A5.一つずつ回答します。最初に持分法適用会社に関するご質問です。M&Aを行ったプレミアムウオーターホールディングス、エフティグループ、シック・ホールディングス等は上場会社であり、もともと当社の純投資先でした。純投資から始め、発行体との距離が近づく中でタイミングが合い、連結子会社になりました。従って、現在の持分法適用会社が連結子会社になる可能性もあります。それを最初から意図しているわけではありません。純投資方針で示したとおり割安に取得することがポイントであり、高いプレミアムを払ってでも連結子会社にするのかというとそうではなく、またそれが目的ではありません。逆の観点から言えば、株価・条件次第でいつでも売却する用意はあります。 投資先をどのようにして探すのかという質問については、投資額と持分営業利益の割り算から出されるEYで15%程度を目指して取得しています。その他に細かい指標も見ていますが、主にEYをポイントとしてさまざまな銘柄を吟味しています。 投資先が買収防衛策を実施している企業を買うことはあるのかというご質問については、ケース・バイ・ケースであり、一概には申し上げにくいところです。発行体との友好的な関係を築くことが投資方針の原則の一つであり、そのようなところに資するか否かを判断軸として考えていくことになります。
Q6.光通信の事業を推進していく上での最大のリスクは何だと考えていますか。
A6.有価証券報告書に記載しているようなリスクには対処できているつもりですが、それ以外にも、われわれが想定できていないリスクが常にあるのではないかと考えています。内需関連事業が多く、日本に有事が起きた際のリスクもさまざまに考えられます。
Q7.業績に影響を与えるリスクを教えてください。
A7.一つはヘッジやリスク分散の観点から保有している、ドル建て資産による為替差損益の発生です。為替差損益のボラティリティーは今後も発生していくものと受け止めています。営業利益上のリスクで言うと、当社主力事業は電力、ガス、水、通信、保険など、人々の生活を支える不可欠な領域が多く、大崩れする確率は低いのではないかと見ています。安定した事業が行えていると捉えていただいて問題ありません。
Q8.親子上場に関してどのように考えていますか。
A8.一概に親子上場だから良い・悪いということではないと思います。各会社は株主価値の最大化を目指しているため、そこを軸に、それぞれの会社の株主にとってプラスが大きければ親子上場はしてもよいはずであり、逆に大株主との利益相反が生じるようなケースであれば親子上場は控えたほうがよいだろうという話です。一つ一つの会社の状況を踏まえて判断していくべきだと考えています。
Q9.株式分割は考えていますか。
A9.株式分割をすることが株主にとってのリターンを最大化させるのか否かという視点が重要なポイントと考えています。株式分割をしても株主価値に変動はありません。ただ、このご質問は個人投資家さまからもしばしばいただきます。金輪際分割をしないという話では一切なく、そのときの状況によって判断していきます。1株であっても、100株であっても当社にとって株主は株主です。各証券会社の単元株未満取引制度等も活用いただき、1株でもぜひ光通信を購入いただきたいと考えています。
Q10.純投資先の出口戦略について教えてください。
A10.特に定めているものではありません。基本的には非常に良いビジネスをしている企業の株式を保有しており、出口なくバイ・アンド・ホールドでいきたいという方針です。ただ、投資先の事情によってはその限りではありません。例えばMBO等でわれわれがEXITをするケースもあります。または、当社の投資先に対する評価から乖離し、株価が著しく高値になる場合は売却も選択肢です。別の会社から取得の打診があれば提示額を検討して売却する可能性もあります。柔軟な対応をベースに、当社が考える投資先の本質的価値を軸にして、購入・売却の判断をします。

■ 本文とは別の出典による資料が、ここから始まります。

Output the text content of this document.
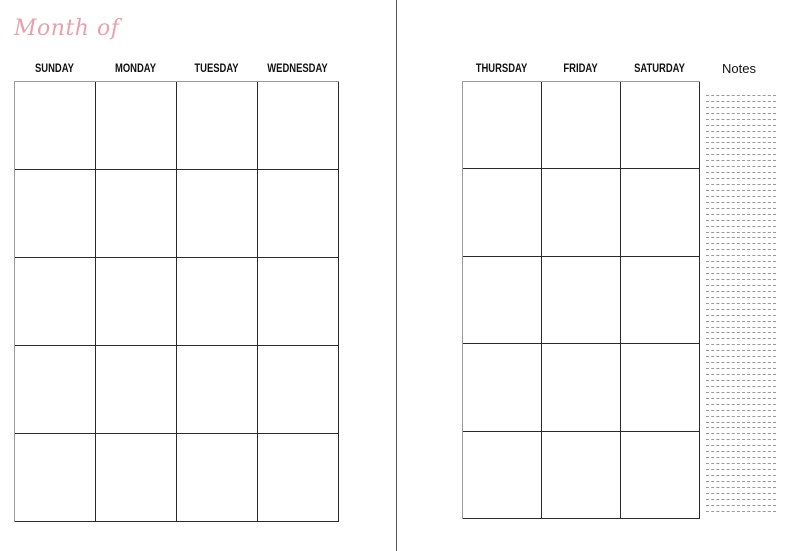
Month of
SUNDAY	MONDAY	TUESDAY	WEDNESDAY	THURSDAY	FRIDAY	SATURDAY	Notes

Q11.多数の関連会社、グループ会社を持ち、独自のスタートアップビジネスを展開されていますが、この狙いは何ですか。
A11.狙いは株主価値を最大化させることです。当社の場合は事業の他に純投資やM&A、スタートアップビジネス等のチャレンジも行っており、このような複合的な形で株主価値を高めていこうとしている会社は少なく、ユニークな特徴と言えます。何が当たるか分からないため、いろいろなチャレンジをしていき、大きな芽になりそうなものがあれば注力し、株主価値を最大化させていきます。その数ある手法の一つ一つがそれぞれの取り組みであるとご理解ください。
Q12.株式運用の専門家はいますか。
A12.株主運用は10人のチーム体制で行っており、常務取締役の煖エ正人が投資本部長を務めます。彼は2000年に新卒入社し、当社の財務部門で当社事業の数値分析をしてきており、そのスキルは投資先の事業分析にも生きています。また、多くの著名な投資家の知見を参考にし、再現性があり首尾よくいく考え方を模索し、われわれ独自の道を進みながら現在に至っています。

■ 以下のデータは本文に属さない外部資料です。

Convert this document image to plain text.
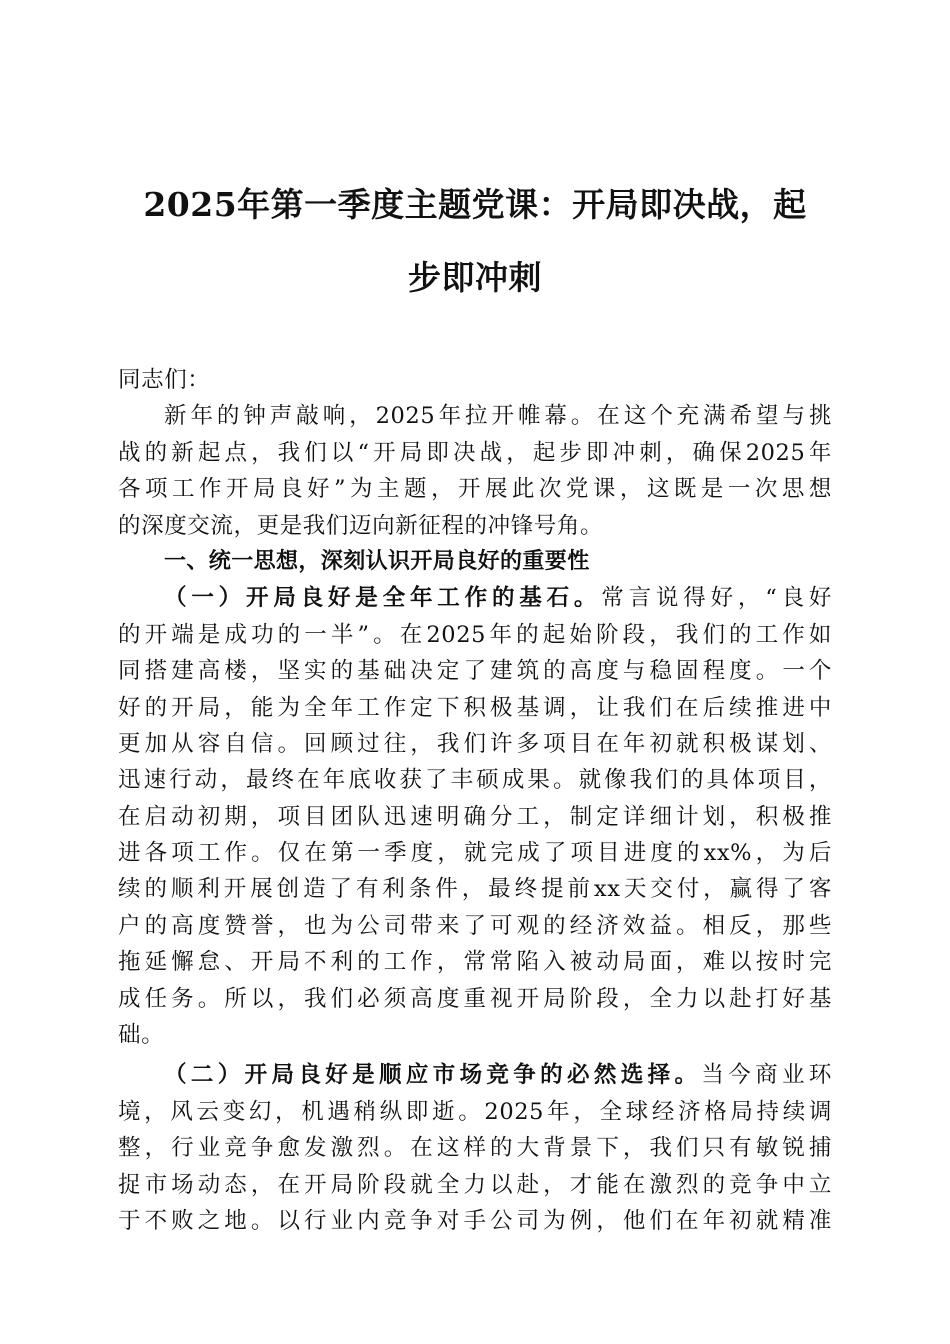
2025年第一季度主题党课：开局即决战，起
步即冲刺
同志们：
新年的钟声敲响，2025年拉开帷幕。在这个充满希望与挑
战的新起点，我们以“开局即决战，起步即冲刺，确保2025年
各项工作开局良好”为主题，开展此次党课，这既是一次思想
的深度交流，更是我们迈向新征程的冲锋号角。
一、统一思想，深刻认识开局良好的重要性
（一）开局良好是全年工作的基石。常言说得好，“良好
的开端是成功的一半”。在2025年的起始阶段，我们的工作如
同搭建高楼，坚实的基础决定了建筑的高度与稳固程度。一个
好的开局，能为全年工作定下积极基调，让我们在后续推进中
更加从容自信。回顾过往，我们许多项目在年初就积极谋划、
迅速行动，最终在年底收获了丰硕成果。就像我们的具体项目，
在启动初期，项目团队迅速明确分工，制定详细计划，积极推
进各项工作。仅在第一季度，就完成了项目进度的xx%，为后
续的顺利开展创造了有利条件，最终提前xx天交付，赢得了客
户的高度赞誉，也为公司带来了可观的经济效益。相反，那些
拖延懈怠、开局不利的工作，常常陷入被动局面，难以按时完
成任务。所以，我们必须高度重视开局阶段，全力以赴打好基
础。
（二）开局良好是顺应市场竞争的必然选择。当今商业环
境，风云变幻，机遇稍纵即逝。2025年，全球经济格局持续调
整，行业竞争愈发激烈。在这样的大背景下，我们只有敏锐捕
捉市场动态，在开局阶段就全力以赴，才能在激烈的竞争中立
于不败之地。以行业内竞争对手公司为例，他们在年初就精准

Q13.事業エリア拡大の状況を海外・国内に分けて教えてください。
A13.海外では金融事業を展開しています。具体的にはカンボジアやマレーシア等でマイクロファイナンス事業を行っており、順調に推移しています。上期は営業利益で85億円ほど上げており、営業利益全体の15%強を金融事業が占めます。海外比率では10%程度かと思います。

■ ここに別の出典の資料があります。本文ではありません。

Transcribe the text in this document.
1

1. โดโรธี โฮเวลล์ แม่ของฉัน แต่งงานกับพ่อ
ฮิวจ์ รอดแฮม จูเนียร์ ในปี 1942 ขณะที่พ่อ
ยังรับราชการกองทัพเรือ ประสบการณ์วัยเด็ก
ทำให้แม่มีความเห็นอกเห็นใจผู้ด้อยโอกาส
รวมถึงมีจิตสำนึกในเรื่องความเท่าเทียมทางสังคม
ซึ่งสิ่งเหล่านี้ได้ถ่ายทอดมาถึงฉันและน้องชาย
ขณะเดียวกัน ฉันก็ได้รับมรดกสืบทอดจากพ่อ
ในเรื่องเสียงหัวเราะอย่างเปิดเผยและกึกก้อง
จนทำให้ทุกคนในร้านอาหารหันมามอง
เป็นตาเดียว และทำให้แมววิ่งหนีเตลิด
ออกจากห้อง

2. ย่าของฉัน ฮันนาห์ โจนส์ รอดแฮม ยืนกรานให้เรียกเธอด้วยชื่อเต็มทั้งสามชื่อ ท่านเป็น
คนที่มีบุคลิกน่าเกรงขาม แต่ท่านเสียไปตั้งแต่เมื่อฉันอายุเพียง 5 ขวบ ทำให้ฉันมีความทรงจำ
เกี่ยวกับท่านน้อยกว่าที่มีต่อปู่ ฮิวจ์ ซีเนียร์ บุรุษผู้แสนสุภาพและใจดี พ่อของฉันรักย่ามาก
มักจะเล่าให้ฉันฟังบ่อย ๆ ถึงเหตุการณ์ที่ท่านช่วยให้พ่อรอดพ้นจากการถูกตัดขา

Q14.具体的にどのようなことを実施しているのか、世の中的に出ているサービスを教えてください。
A14.例としては先述のビールサーバー事業が挙げられます。電力で言うと、個人消費者向けに新電力の形で供給しています。連結子会社のプレミアムウオーターホールディングスでは、ウオーターサーバーの提供をしています。保険では、家財保険や、スマートフォンやタブレット、ゲーム機等が故障した際の修理代をサポートするモバイル保険を提供しています。
Q15.純投資とM&Aの違いは何ですか。
A15.持分法が適用されない保有割合の会社や持分法への投資が純投資です。M&Aは連結子会社になります。
Q16.創業者はどの程度、経営に関与されていますか。
A16.創業者の重田康光は会長職に就いており、本社へ週に一度来て、経営幹部とミーティングを実施しています。重田が事業の細かいところまでの指示を出すことはなく、代表取締役社長の和田英明が全て権限を持ち事業を行っています。投資領域は常務取締役の煖エ正人が担っています。重田は、例えばコスト削減の徹底や従業員のチャンスをつくる環境の醸成、資本効率の追求などのビッグピクチャーを示す役割が大きいと考えています。
Q17.純投資の対象として、ベンチャーや海外企業への投資は行っていますか。
A17.バークシャー・ハサウェイやアルファベット等への投資は行っています。ベンチャーへの投資はほぼありません。ポートフォリオの大半は上場有価証券が占めます。